Question : Comment perçevez-vous les polémiques récurrentes sur le rôle du Vatican pendant la Seconde Guerre Mondiale ?
Cardinal Jean-Marie Lustiger : Pour les générations qui ont vécu cette periode, les plaies sont souvent encore a vif, mais les contemporains connaissent l'ambiguité de ces situations. Pour comprendre le rôle du Vatican, il faut aussi poser la question du silence des Etats Unis et des Alliés et de l'attitude de la Russie soviétique. Il reste que le reproche qui est fait montre, à bon droit, une plus grande exigence a l'égard du Vatican qu'a l'égard des vainqueurs de la Deuxieme Guerre Mondiale. Ce que l'Eglise a fort bien compris, en particulier dans l'action de Jean-Paul II.
Question : Quelle signification peut avoir le fait qu'un pape allemand succède a un pape polonais?
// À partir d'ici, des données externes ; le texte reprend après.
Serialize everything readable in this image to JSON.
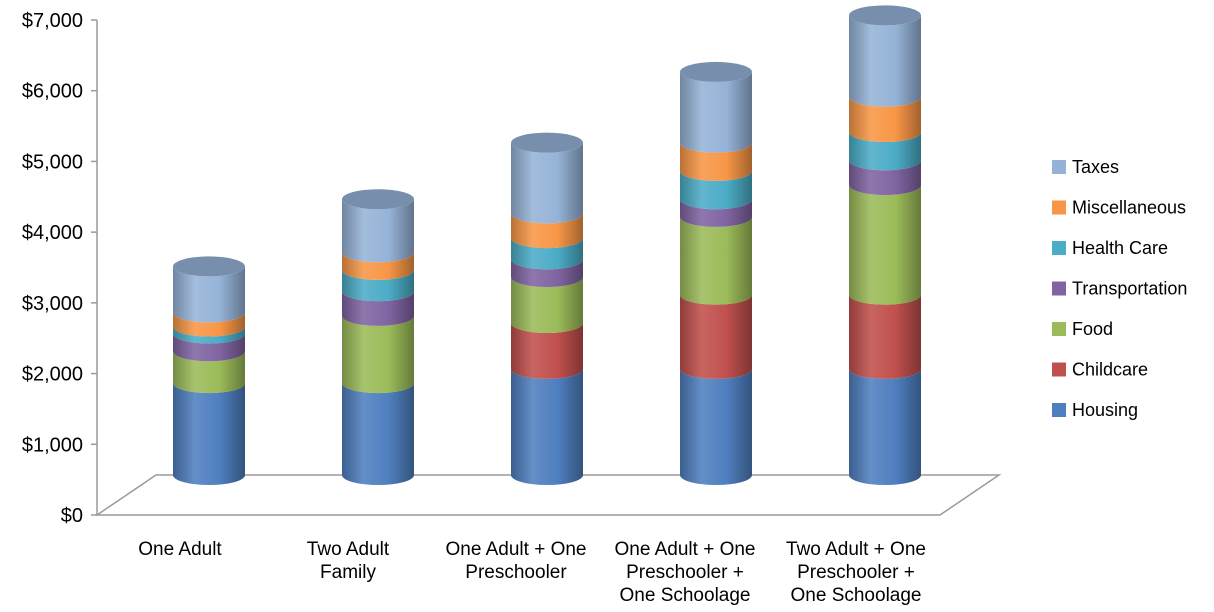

Cardinal Jean-Marie Lustiger : Je n'ai pas le sentiment que la nationalite de Benoit XVI ait été prise en considération dans son élection, mais je suis persuadé que ce fait marque définitivement la fin de la tragique Histoire des guerres européennes qui ont ensanglanté le deuxieme millenaire. Le cardinal Ratzinger s'est exprimé il y a déjà longtemps avec clarté sur le drame de l'Allemagne. Il l'a fait avec courage et lucidité en mettant en lumière les sources philosophiques et religieuses de ce drame. Mais qu'un pape d'origine allemande succède à un pape d'origine polonaise est un acte que seule l'Eglise pouvait accomplir en ce continent façonné par deux millenaires de christianisme. Les Allemands ne s'y sont pas trompés.